Pour Corentin Sellin, "le résultat au Kansas montre néanmoins un pays fracturé", explique-t-il sur son compte Twitter. En effet, la majorité des comtés ruraux de l’État du Kansas ont voté en faveur de l’amendement de la Constitution, alors que les comtés en zone urbaine ont voté contre, d'après les résultats publiés dans le New York Times. Concrètement, 13 comtés sur les 105 que composent le Kansas permettent de maintenir le droit à l’avortement inscrit dans la Constitution.
Par ailleurs, la réalité politique du Kansas est complexe. L’État penche fortement côté républicain et n’a pas voté pour un démocrate à la Maison Blanche depuis 1964. Les démocrates sont pour beaucoup en faveur du droit à l’avortement tandis que les conservateurs sont en général favorables à au moins quelques restrictions. Mais le comté le plus peuplé du Kansas a élu une démocrate, Sharice Davids, à la Chambre des représentants en 2018. Laure Kelly, la gouverneure du Kansas, est aussi démocrate. Selon une enquête de l’Université d’État Fort Hays réalisée en 2021, moins de 20% des sondés au Kansas étaient d’accord pour dire que l’avortement devrait être illégal, même en cas de viol ou d’inceste. Par ailleurs, la moitié des sondés disait penser que le gouvernement du Kansas ne devrait imposer aucune réglementation sur les circonstances dans lesquelles les femmes peuvent se faire avorter.

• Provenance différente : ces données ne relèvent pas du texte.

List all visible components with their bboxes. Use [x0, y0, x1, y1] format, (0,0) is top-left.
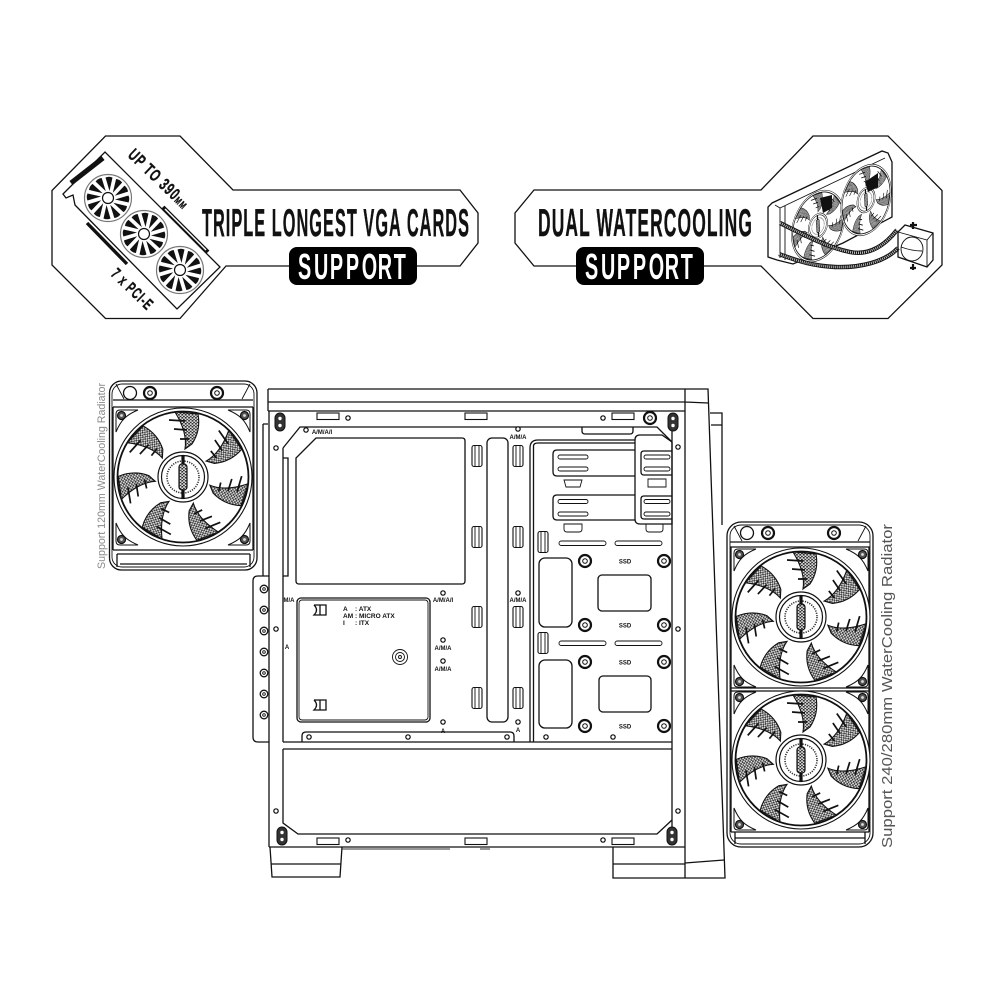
SSD mounts: SSD	[619, 560, 632, 566]
cable tie points	[472, 446, 548, 708]
standoff legend: : MICRO ATX	[355, 613, 395, 620]
case outer shell	[268, 389, 725, 878]
standoff legend: AM	[343, 613, 353, 620]
icon: graphics card	[63, 152, 220, 309]
standoff markers: A/M/A/I	[433, 598, 453, 604]
bottom strip details	[277, 827, 677, 849]
motherboard bottom strip	[302, 732, 514, 742]
motherboard lower cutout	[297, 598, 430, 722]
standoff markers: A/M/A	[434, 667, 452, 673]
drive bays	[553, 450, 635, 532]
standoff markers: A/M/A/I	[312, 430, 332, 436]
frame holes	[274, 445, 680, 813]
SSD mounts: SSD	[619, 724, 632, 730]
drive tray divider	[530, 440, 635, 742]
front bezel lines	[613, 847, 724, 878]
support pill: SUPPORT	[298, 248, 406, 288]
standoff markers: A	[516, 728, 521, 734]
standoff markers: A/M/A	[510, 435, 527, 441]
SSD mounts: SSD	[619, 624, 632, 630]
SSD mounts	[539, 541, 670, 739]
left foot	[270, 847, 342, 877]
badge outline	[52, 136, 478, 318]
icon: liquid cooler	[768, 151, 933, 272]
standoff markers: A	[441, 729, 446, 735]
left side bracket	[253, 424, 269, 742]
standoff markers: A/M/A	[434, 646, 452, 652]
bracket screws	[260, 585, 268, 719]
inner panel frame	[283, 427, 672, 834]
computer case	[253, 389, 725, 878]
standoff markers: A	[285, 645, 290, 651]
label: 120mm radiator: Support 120mm WaterCooling Radiator	[96, 383, 108, 569]
standoff markers: A/M/A	[510, 598, 527, 604]
label: up to 390mm: UP TO 390MM	[124, 145, 194, 213]
radiator: 120mm	[110, 381, 257, 570]
standoff legend: : ITX	[355, 620, 370, 627]
standoff legend: I	[343, 620, 345, 627]
standoff markers	[284, 427, 527, 735]
support pill: SUPPORT	[585, 248, 693, 288]
cable routing slot	[487, 438, 508, 722]
motherboard upper cutout	[296, 438, 465, 584]
standoff legend: A	[343, 606, 348, 613]
badge outline	[515, 136, 942, 318]
SSD mounts: SSD	[619, 660, 632, 666]
label: 7 x PCI-E: 7 x PCI-E	[107, 266, 156, 314]
badge: triple longest VGA cards	[52, 136, 478, 318]
standoff legend: : ATX	[355, 606, 372, 613]
drive bracket	[635, 435, 672, 532]
standoff markers: M/A	[284, 598, 295, 604]
badge: dual watercooling	[515, 136, 942, 318]
text: TRIPLE LONGEST VGA CARDS	[202, 202, 470, 245]
label: 240/280mm radiator: Support 240/280mm WaterCooling Radiator	[880, 524, 896, 848]
top strip details	[275, 412, 678, 434]
radiator: 240/280mm	[727, 522, 873, 847]
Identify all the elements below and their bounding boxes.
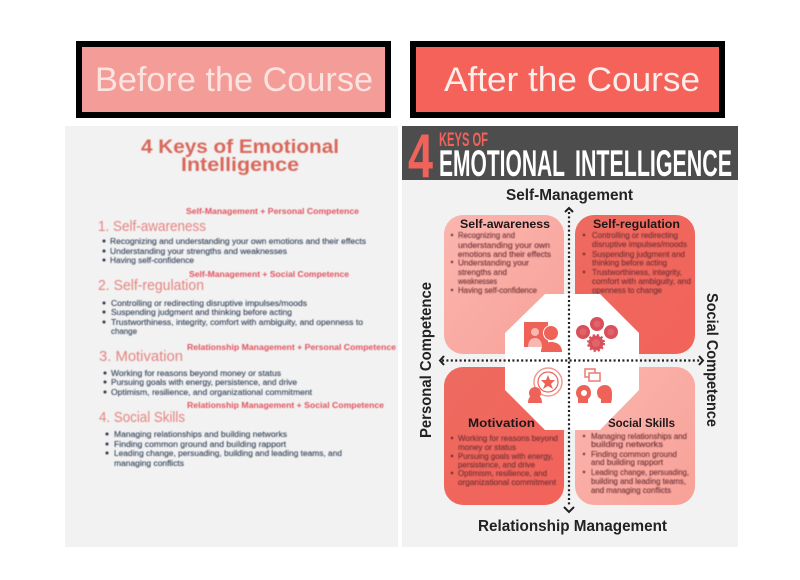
banner: after the course (413, 44, 722, 115)
section 4: social skills: Managing relationships and building networks (114, 429, 287, 439)
header band: 4 Keys of Emotional Intelligence: KEYS OF (439, 130, 488, 151)
section 4: social skills: Leading change, persuading, building and leading teams, and (114, 448, 342, 458)
quadrant: self-regulation: Self-regulation (593, 219, 680, 231)
quadrant: self-regulation: Trustworthiness, integrity, (592, 268, 682, 277)
quadrant: social skills: building and leading teams, (591, 477, 686, 486)
section 1: self-awareness: Understanding your strengths and weaknesses (110, 246, 287, 256)
title: 4 Keys of Emotional Intelligence: Intelligence (181, 155, 299, 176)
axis label: relationship management: Relationship Management (478, 518, 667, 535)
panel: before the course document (65, 126, 398, 547)
section 3: motivation: 3. Motivation (99, 348, 183, 365)
header band: 4 Keys of Emotional Intelligence: 4 (408, 122, 433, 191)
quadrant: self-awareness: Having self-confidence (458, 286, 538, 295)
quadrant: social skills: and managing conflicts (591, 486, 671, 495)
axis label: social competence: Social Competence (703, 293, 720, 427)
section 1: self-awareness: Having self-confidence (110, 255, 194, 265)
section 2: self-regulation: 2. Self-regulation (98, 277, 204, 294)
section 3: motivation: Pursuing goals with energy, persistence, and drive (111, 377, 297, 387)
quadrant: motivation (444, 367, 564, 505)
quadrant: social skills (575, 367, 695, 505)
section 1: self-awareness: Recognizing and understanding your own emotions and their effects (110, 236, 366, 246)
panel: after the course infographic (402, 122, 738, 547)
section 3: motivation: Relationship Management + Personal Competence (187, 343, 397, 352)
section 4: social skills: managing conflicts (114, 458, 184, 468)
section 3: motivation (99, 343, 397, 397)
quadrant: social skills: Leading change, persuading, (591, 468, 689, 477)
quadrant: social skills: Managing relationships and (591, 432, 687, 441)
quadrant: self-awareness: emotions and their effects (458, 250, 551, 259)
header band: 4 Keys of Emotional Intelligence: EMOTIONAL (439, 143, 565, 184)
section 2: self-regulation: Suspending judgment and thinking before acting (111, 307, 292, 317)
section 4: social skills (99, 401, 385, 468)
section 4: social skills: Finding common ground and building rapport (114, 439, 287, 449)
quadrant: social skills: Social Skills (608, 418, 675, 430)
quadrant: self-awareness (444, 215, 564, 354)
arrow: horizontal dotted axis (440, 356, 703, 365)
icon: four skill circles and gear (576, 317, 618, 350)
axis label: personal competence: Personal Competence (418, 282, 435, 438)
section 1: self-awareness (98, 207, 366, 265)
quadrant: social skills: and building rapport (591, 458, 664, 467)
quadrant: motivation: Optimism, resilience, and (458, 469, 547, 478)
quadrant: self-regulation: thinking before acting (592, 258, 667, 268)
quadrant: motivation: organizational commitment (458, 478, 557, 487)
title: 4 Keys of Emotional Intelligence (141, 137, 339, 176)
quadrant: self-awareness: Self-awareness (460, 219, 550, 231)
axis label: self-management: Self-Management (506, 187, 633, 204)
section 2: self-regulation: Controlling or redirecting disruptive impulses/moods (111, 298, 307, 308)
quadrant: self-regulation: disruptive impulses/moods (592, 240, 687, 249)
section 3: motivation: Optimism, resilience, and organizational commitment (111, 387, 313, 397)
quadrant: self-regulation: Suspending judgment and (592, 250, 685, 259)
quadrant: self-awareness: Understanding your (458, 258, 529, 268)
section 3: motivation: Working for reasons beyond money or status (111, 368, 281, 378)
section 4: social skills: Relationship Management + Social Competence (187, 401, 385, 410)
quadrant: motivation: Working for reasons beyond (458, 434, 558, 443)
quadrant: motivation: money or status (458, 443, 516, 452)
quadrant: motivation: persistence, and drive (458, 460, 536, 470)
banner: before the course: Before the Course (95, 61, 373, 99)
quadrant: self-regulation: openness to change (592, 286, 663, 295)
header band: 4 Keys of Emotional Intelligence (402, 122, 738, 191)
section 4: social skills: 4. Social Skills (99, 409, 185, 426)
icon: two heads with chat bubbles (576, 369, 612, 403)
icon: star target and hand (528, 368, 562, 403)
quadrant: social skills: Finding common ground (591, 450, 677, 459)
icon: presenter and audience (524, 322, 562, 352)
section 2: self-regulation: Self-Management + Social Competence (189, 270, 350, 279)
quadrant: self-regulation: Controlling or redirecting (592, 231, 678, 240)
quadrant: self-regulation (575, 215, 695, 354)
section 1: self-awareness: Self-Management + Personal Competence (186, 207, 360, 216)
quadrant: motivation: Motivation (468, 418, 535, 430)
banner: before the course (79, 44, 388, 115)
quadrant: motivation: Pursuing goals with energy, (458, 452, 553, 461)
quadrant: self-awareness: understanding your own (458, 241, 550, 250)
central white octagon (505, 294, 639, 430)
section 2: self-regulation: change (111, 326, 137, 336)
arrow: vertical dotted axis (564, 208, 574, 512)
section 2: self-regulation (98, 270, 363, 336)
quadrant: self-awareness: strengths and (458, 268, 507, 277)
quadrant: self-regulation: comfort with ambiguity, and (592, 277, 691, 286)
section 1: self-awareness: 1. Self-awareness (98, 218, 206, 235)
quadrant: self-awareness: Recognizing and (458, 231, 515, 240)
title: 4 Keys of Emotional Intelligence: 4 Keys of Emotional (141, 137, 339, 158)
banner: after the course: After the Course (444, 61, 700, 99)
quadrant: social skills: building networks (591, 440, 663, 449)
section 2: self-regulation: Trustworthiness, integrity, comfort with ambiguity, and openness to (111, 317, 363, 327)
quadrant: self-awareness: weaknesses (457, 277, 497, 286)
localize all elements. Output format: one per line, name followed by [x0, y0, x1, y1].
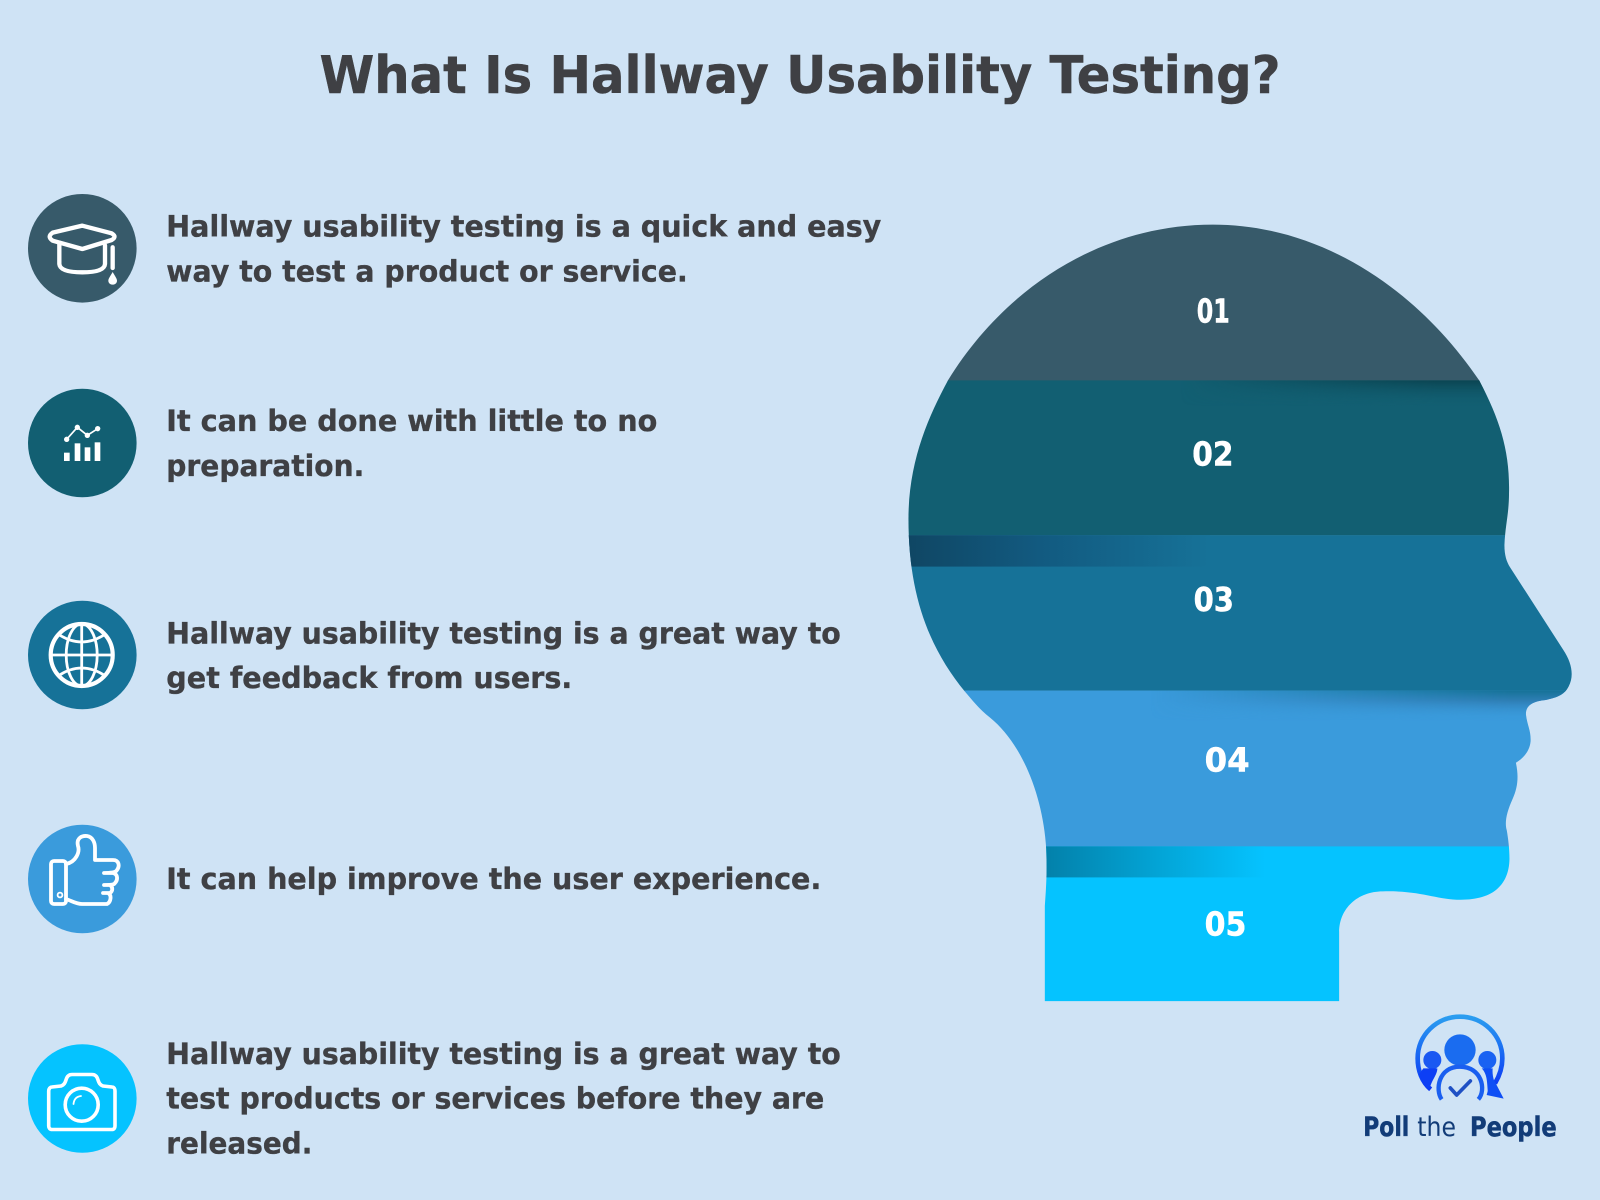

Les habitants du Kansas ont compris que cet amendement imposerait un contrôle gouvernemental sur les décisions médicales privées.Ashley All, porte-parole de la campagne des partisans du droit à l’avortement
Toutefois, Corentin Sellin estime que "ce résultat est une défaite retentissante pour le camp conservateur religieux". Ashley All, porte-parole de la campagne des partisans du droit à l’avortement se félicite d’un résultat "remarquable." "Les habitants du Kansas ont compris que cet amendement imposerait un contrôle gouvernemental sur les décisions médicales privées", analyse-t-elle. Cependant, les défenseurs du droit à l’avortement observent avec anxiété les États voisins du Missouri et de l’Oklahoma, où des restrictions quasi-totales sont imposées. Par exemple, il n’existe pas d’exception à l’interdiction d’avorter en cas de viol ou d’inceste au Missouri. Une dizaine d’États ont déjà banni les avortements sur leur sol. À terme, la moitié des 50 États du pays devraient le faire.